"I'll go to the cardiologist and everyone there's at least 30 years older. I'm going, 'This isn't fair. Why me?' It's given me a different perspective on a lot of things."
The former Frankford High School all-stater and Penn State All-America wasn't much over his playing weight of about 200 pounds. In his case, it didn't matter.
"I wasn't a workout fanatic, but I stayed in good shape," said Thomas, who lives in King of Prussia with his second wife, Lisa, and their 6-year-old son, Preston. "I see most running backs when they're done and they're all blown up. You'll go to a convention and say, 'Man, what position did you play?' They look like a defensive tackle. I was never going to be that guy.
"If you see me, you think I could still play."
Nonetheless, on May 27 his life would begin to change. In a profound way, even though he didn't realize it at first. Actually, nobody did.
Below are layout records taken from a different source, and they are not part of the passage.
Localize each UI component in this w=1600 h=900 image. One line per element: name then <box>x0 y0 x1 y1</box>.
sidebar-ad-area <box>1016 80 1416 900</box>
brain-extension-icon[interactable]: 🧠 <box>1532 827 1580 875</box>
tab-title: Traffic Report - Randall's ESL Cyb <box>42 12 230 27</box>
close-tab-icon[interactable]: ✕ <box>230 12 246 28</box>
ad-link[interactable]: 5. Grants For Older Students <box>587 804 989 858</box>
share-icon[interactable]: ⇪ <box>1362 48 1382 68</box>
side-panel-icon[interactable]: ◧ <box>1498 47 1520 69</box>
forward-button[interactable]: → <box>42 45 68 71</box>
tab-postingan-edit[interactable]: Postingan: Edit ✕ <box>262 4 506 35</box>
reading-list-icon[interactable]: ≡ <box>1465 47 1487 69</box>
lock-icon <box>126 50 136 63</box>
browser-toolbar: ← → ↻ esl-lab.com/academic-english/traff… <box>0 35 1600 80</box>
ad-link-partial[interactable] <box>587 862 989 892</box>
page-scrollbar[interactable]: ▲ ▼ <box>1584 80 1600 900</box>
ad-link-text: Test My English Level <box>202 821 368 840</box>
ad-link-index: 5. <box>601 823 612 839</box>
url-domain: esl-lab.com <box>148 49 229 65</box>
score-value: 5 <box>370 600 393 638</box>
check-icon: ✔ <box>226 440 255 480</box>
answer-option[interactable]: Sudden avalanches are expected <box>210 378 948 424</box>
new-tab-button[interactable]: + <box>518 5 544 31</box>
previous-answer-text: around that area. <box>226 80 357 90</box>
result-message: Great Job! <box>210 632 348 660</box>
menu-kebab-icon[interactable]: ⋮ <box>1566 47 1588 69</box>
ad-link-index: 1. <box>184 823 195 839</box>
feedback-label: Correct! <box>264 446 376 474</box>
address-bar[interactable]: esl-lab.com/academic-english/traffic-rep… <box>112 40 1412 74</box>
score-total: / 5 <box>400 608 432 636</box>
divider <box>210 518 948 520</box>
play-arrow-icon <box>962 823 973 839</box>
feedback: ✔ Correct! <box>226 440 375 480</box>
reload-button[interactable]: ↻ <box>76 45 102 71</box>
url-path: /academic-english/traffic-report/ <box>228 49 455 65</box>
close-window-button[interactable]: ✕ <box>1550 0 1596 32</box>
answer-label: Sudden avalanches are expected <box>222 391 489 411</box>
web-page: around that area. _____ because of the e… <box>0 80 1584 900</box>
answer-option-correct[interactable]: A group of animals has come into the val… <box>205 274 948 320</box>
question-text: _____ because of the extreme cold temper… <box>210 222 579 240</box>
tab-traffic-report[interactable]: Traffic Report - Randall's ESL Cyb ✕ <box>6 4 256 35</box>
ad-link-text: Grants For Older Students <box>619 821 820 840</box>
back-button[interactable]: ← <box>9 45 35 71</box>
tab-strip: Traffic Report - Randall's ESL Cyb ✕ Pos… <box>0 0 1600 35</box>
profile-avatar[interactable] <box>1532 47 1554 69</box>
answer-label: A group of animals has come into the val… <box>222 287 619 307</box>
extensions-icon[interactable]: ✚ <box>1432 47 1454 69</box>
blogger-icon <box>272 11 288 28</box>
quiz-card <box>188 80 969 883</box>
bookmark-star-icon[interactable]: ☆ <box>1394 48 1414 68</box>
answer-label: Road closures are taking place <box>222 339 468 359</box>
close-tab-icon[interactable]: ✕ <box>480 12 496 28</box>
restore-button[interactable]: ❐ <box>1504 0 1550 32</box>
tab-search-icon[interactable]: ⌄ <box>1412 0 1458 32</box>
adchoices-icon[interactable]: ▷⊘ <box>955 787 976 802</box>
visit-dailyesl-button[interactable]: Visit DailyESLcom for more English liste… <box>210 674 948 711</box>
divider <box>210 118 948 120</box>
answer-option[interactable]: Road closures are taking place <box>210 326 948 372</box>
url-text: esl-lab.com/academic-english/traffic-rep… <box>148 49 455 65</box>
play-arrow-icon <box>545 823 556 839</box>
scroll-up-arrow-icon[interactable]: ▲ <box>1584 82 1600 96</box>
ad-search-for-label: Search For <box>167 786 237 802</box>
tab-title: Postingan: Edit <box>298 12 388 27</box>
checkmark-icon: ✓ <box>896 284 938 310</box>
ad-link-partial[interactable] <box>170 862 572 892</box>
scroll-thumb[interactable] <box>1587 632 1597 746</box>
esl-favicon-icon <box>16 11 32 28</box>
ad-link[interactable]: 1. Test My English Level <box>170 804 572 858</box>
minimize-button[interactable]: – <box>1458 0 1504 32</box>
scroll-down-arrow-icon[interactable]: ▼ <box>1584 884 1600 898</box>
The initial incident just seemed like some kind of freakish speed bump.
Three months and several procedures later, he's still out on short-term disability from his full-time job as a commercial salesman. But he has been fitted with a defibrillator, and plans to resume leading a regular existence for as long as "the man upstairs" allows.
"He just decided it wasn't my time yet," Thomas insists.
Yet on that day in late May, as he was doing chores around the house to get it ready for his son's birthday party, he was sent a warning sign. Merely the first, as it turned out. He thought it was nothing more than dehydration, when he lost his balance not once but twice within the span of an hour.
"I was nervous," he admitted. "I knew it was something unusual, but it didn't seem that bad. The day before I had to take three showers, I was doing so much work outside."
He went to a hospital, where he was given three IVs and underwent a catheterization. Thomas was told that he did have some plaque buildup but it wasn't enough to be "concerned" about.